Preste atenção: você está procurando sinais de que a empresa tem um processo claro e critérios objetivos para a promoção. Você quer saber se existe um mentor disponível para apoiar o desenvolvimento em vez de ser acionado só quando há problemas de desempenho.
Falta de Suporte (e de um senso de comunidade)
Você quer poder trazer seu eu completo para o trabalho e se sentir seguro para contribuir e cometer erros. Se você está gastando energia mudando sua linguagem e tem medo de ser julgado como incompetente por qualquer erro, não tem jeito: uma hora ou outra, pode esperar o burnout.

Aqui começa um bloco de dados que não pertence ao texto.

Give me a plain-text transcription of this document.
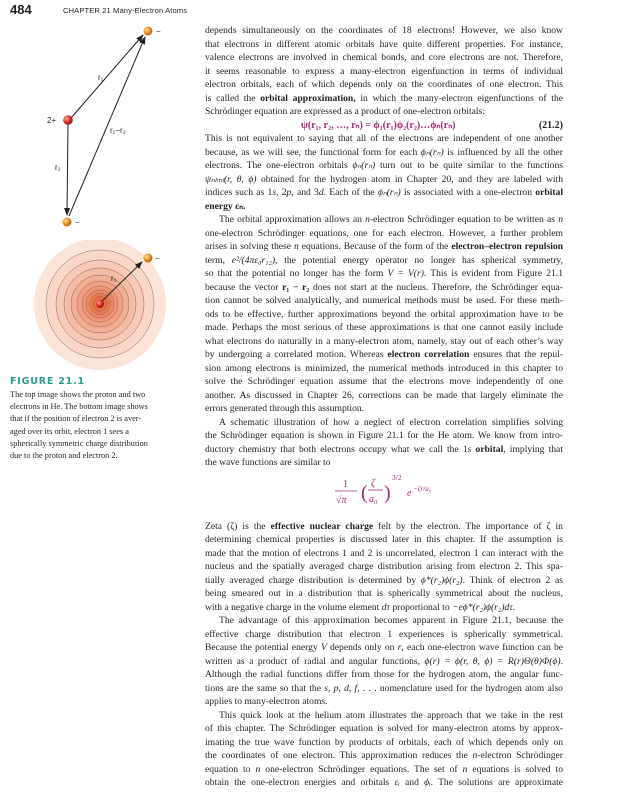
484	CHAPTER 21 Many-Electron Atoms
−
2+
−
r₁
r₂
r₁−r₂
−
r₁
FIGURE 21.1
The top image shows the proton and two
electrons in He. The bottom image shows
that if the position of electron 2 is aver-
aged over its orbit, electron 1 sees a
spherically symmetric charge distribution
due to the proton and electron 2.
depends simultaneously on the coordinates of 18 electrons! However, we also know
that electrons in different atomic orbitals have quite different properties. For instance,
valence electrons are involved in chemical bonds, and core electrons are not. Therefore,
it seems reasonable to express a many-electron eigenfunction in terms of individual
electron orbitals, each of which depends only on the coordinates of one electron. This
is called the orbital approximation, in which the many-electron eigenfunctions of the
Schrödinger equation are expressed as a product of one-electron orbitals:
ψ(r₁, r₂, …, rₙ) = ϕ₁(r₁)ϕ₂(r₂)…ϕₙ(rₙ)	(21.2)
This is not equivalent to saying that all of the electrons are independent of one another
because, as we will see, the functional form for each ϕₙ(rₙ) is influenced by all the other
electrons. The one-electron orbitals ϕₙ(rₙ) turn out to be quite similar to the functions
ψₙₗₘₗ(r, θ, ϕ) obtained for the hydrogen atom in Chapter 20, and they are labeled with
indices such as 1s, 2p, and 3d. Each of the ϕₙ(rₙ) is associated with a one-electron orbital
energy εₙ.
The orbital approximation allows an n-electron Schrödinger equation to be written as n
one-electron Schrödinger equations, one for each electron. However, a further problem
arises in solving these n equations. Because of the form of the electron–electron repulsion
term, e²/(4πε₀r₁₂), the potential energy operator no longer has spherical symmetry,
so that the potential no longer has the form V = V(r). This is evident from Figure 21.1
because the vector r₁ − r₂ does not start at the nucleus. Therefore, the Schrödinger equa-
tion cannot be solved analytically, and numerical methods must be used. For these meth-
ods to be effective, further approximations beyond the orbital approximation have to be
made. Perhaps the most serious of these approximations is that one cannot easily include
what electrons do naturally in a many-electron atom, namely, stay out of each other’s way
by undergoing a correlated motion. Whereas electron correlation ensures that the repul-
sion among electrons is minimized, the numerical methods introduced in this chapter to
solve the Schrödinger equation assume that the electrons move independently of one
another. As discussed in Chapter 26, corrections can be made that largely eliminate the
errors generated through this assumption.
A schematic illustration of how a neglect of electron correlation simplifies solving
the Schrödinger equation is shown in Figure 21.1 for the He atom. We know from intro-
ductory chemistry that both electrons occupy what we call the 1s orbital, implying that
the wave functions are similar to
1
√π ( ζ
a₀ )
3/2
e −ζr/a₀
Zeta (ζ) is the effective nuclear charge felt by the electron. The importance of ζ in
determining chemical properties is discussed later in this chapter. If the assumption is
made that the motion of electrons 1 and 2 is uncorrelated, electron 1 can interact with the
nucleus and the spatially averaged charge distribution arising from electron 2. This spa-
tially averaged charge distribution is determined by ϕ*(r₂)ϕ(r₂). Think of electron 2 as
being smeared out in a distribution that is spherically symmetrical about the nucleus,
with a negative charge in the volume element dτ proportional to −eϕ*(r₂)ϕ(r₂)dτ.
The advantage of this approximation becomes apparent in Figure 21.1, because the
effective charge distribution that electron 1 experiences is spherically symmetrical.
Because the potential energy V depends only on r, each one-electron wave function can be
written as a product of radial and angular functions, ϕ(r) = ϕ(r, θ, ϕ) = R(r)Θ(θ)Φ(ϕ).
Although the radial functions differ from those for the hydrogen atom, the angular func-
tions are the same so that the s, p, d, f, . . . nomenclature used for the hydrogen atom also
applies to many-electron atoms.
This quick look at the helium atom illustrates the approach that we take in the rest
of this chapter. The Schrödinger equation is solved for many-electron atoms by approx-
imating the true wave function by products of orbitals, each of which depends only on
the coordinates of one electron. This approximation reduces the n-electron Schrödinger
equation to n one-electron Schrödinger equations. The set of n equations is solved to
obtain the one-electron energies and orbitals εᵢ and ϕᵢ. The solutions are approximate
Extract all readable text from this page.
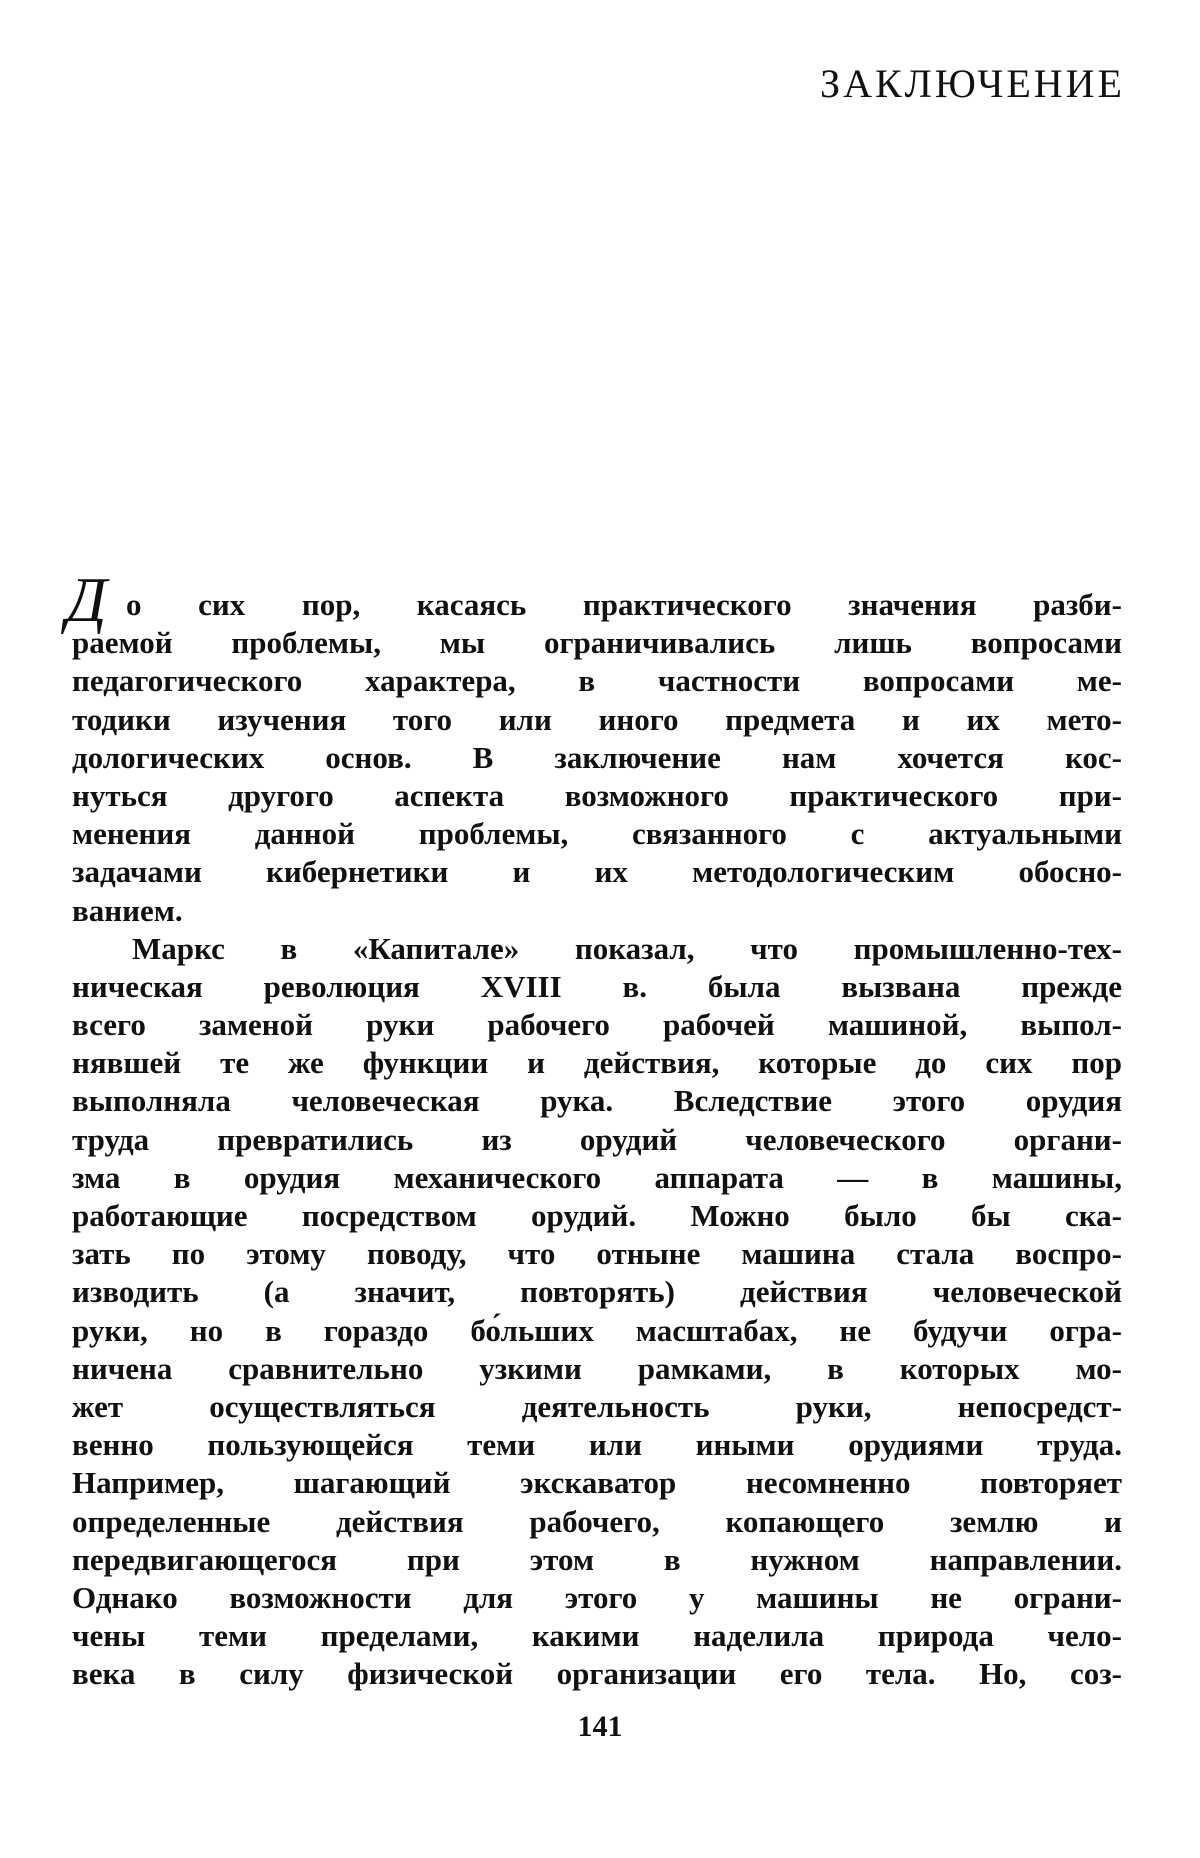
ЗАКЛЮЧЕНИЕ
Д о сих пор, касаясь практического значения разби-
раемой проблемы, мы ограничивались лишь вопросами
педагогического характера, в частности вопросами ме-
тодики изучения того или иного предмета и их мето-
дологических основ. В заключение нам хочется кос-
нуться другого аспекта возможного практического при-
менения данной проблемы, связанного с актуальными
задачами кибернетики и их методологическим обосно-
ванием.
Маркс в «Капитале» показал, что промышленно-тех-
ническая революция XVIII в. была вызвана прежде
всего заменой руки рабочего рабочей машиной, выпол-
нявшей те же функции и действия, которые до сих пор
выполняла человеческая рука. Вследствие этого орудия
труда превратились из орудий человеческого органи-
зма в орудия механического аппарата — в машины,
работающие посредством орудий. Можно было бы ска-
зать по этому поводу, что отныне машина стала воспро-
изводить (а значит, повторять) действия человеческой
руки, но в гораздо бо́льших масштабах, не будучи огра-
ничена сравнительно узкими рамками, в которых мо-
жет осуществляться деятельность руки, непосредст-
венно пользующейся теми или иными орудиями труда.
Например, шагающий экскаватор несомненно повторяет
определенные действия рабочего, копающего землю и
передвигающегося при этом в нужном направлении.
Однако возможности для этого у машины не ограни-
чены теми пределами, какими наделила природа чело-
века в силу физической организации его тела. Но, соз-
141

Para avaliar se você está entrando em uma empresa acolhedora, pergunte:
- Como vocês dão feedback aos funcionários?
- Como vocês lidam com erros na equipe?
- Como vocês garantem que todos contribuam com suas ideias?
- Como vocês gerenciam conflitos?
- Com que frequência vocês têm conversas pessoais com os membros da equipe?
- Como você avaliaria o moral da equipe?
Preste atenção: você está procurando ver se o gerente está aberto a aprender com erros e se ele está interessado em você como pessoa, e não apenas como um ativo. Isso você consegue identificar logo na entrevista: você se sentiu ouvido e respeitado? O entrevistador pareceu interessado nos seus hábitos, interesses e o que você faz fora do trabalho sem soar invasivo? Se houver uma fase seletiva em grupo, é interessante prestar atenção nas outras pessoas interessadas na vaga. Elas pareciam confortáveis, se sentindo seguras?
Tudo isso começa assim que você pisa na empresa pela primeira vez. E aqui é bem fácil identificar problemas pelos relatos de outros funcionários ou ex-funcionários. Geralmente esse é um ponto que as pessoas são extremas: ou reclamam sobre como o ambiente de trabalho era horrível e ninguém se respeitava, ou falam super bem da empresa como um todo.
Valores Desalinhados
Os funcionários podem se sentir desgastados quando seus valores pessoais entram em conflito com os valores da empresa. Para avaliar como um potencial empregador lida com valores desalinhados, pergunte:
- Quais são os valores centrais da empresa?
- Como a empresa integra esses valores no dia a dia?
- Que tipos de projetos e clientes são prioritários?
- Como a empresa se posiciona sobre questões sociais e ambientais?
- Quais são as políticas de responsabilidade social corporativa da empresa?
Preste atenção: você está procurando sinais de que a empresa leva a sério seus valores e está disposta a incorporá-los em sua cultura e práticas diárias. Você também pode pesquisar notícias sobre a empresa para ver como ela lida com questões sociais e ambientais.
Esse é um ponto bastante controverso. Quando a gente fala sobre valores nos posts da Traction no Instagram, por exemplo, sempre surge uma galera falando que isso é balela, que é frescura de quem não quer trabalhar. Eu (e posso afirmar que a maioria da galera aqui, pelo menos) acredito muito que um desalinhamento de valores pode transformar o trabalho numa coisa insuportável.
A gente quer ver sentido no que faz, e quer sentir que fazemos parte de algo maior. Sem um alinhamento claro de valores, parece que tudo que nós fazemos pela empresa é em vão. Então, pelo menos pra mim, encontrar um lugar onde os seus valores são respeitados e fazem parte da cultura da empresa, é essencial.
O que pesar, no fim
Aqui no fim eu quero fazer um adendo: óbvio que nada disso importa se você está desesperado por um emprego. A gente tá falando aqui de pessoas que têm a oportunidade de escolher o que vão fazer e, mais importante ainda, onde vão fazer e por quê.
Mas é sempre bom lembrar que não adianta nada você simplesmente ter um emprego pra sobreviver e passar meses sobrecarregado, desanimado.
Ao avaliar se um empregador tem uma cultura de burnout, é importante fazer perguntas cuidadosas e prestar atenção nas respostas. Seja honesto consigo mesmo sobre suas necessidades e limites e busque um empregador que valorize e invista em sua saúde e bem-estar. Lembre-se de que a cultura de uma empresa pode mudar com o tempo e, portanto, fique atento a sinais de que as coisas estão mudando para melhor ou pior.
Refaça de tempos em tempos essas mesmas perguntas aí de cima para tentar entender onde a empresa (ou você) está errando e o que está te deixando mal. Esse é o primeiro passo para uma vida profissional tranquila, longa e de sucesso.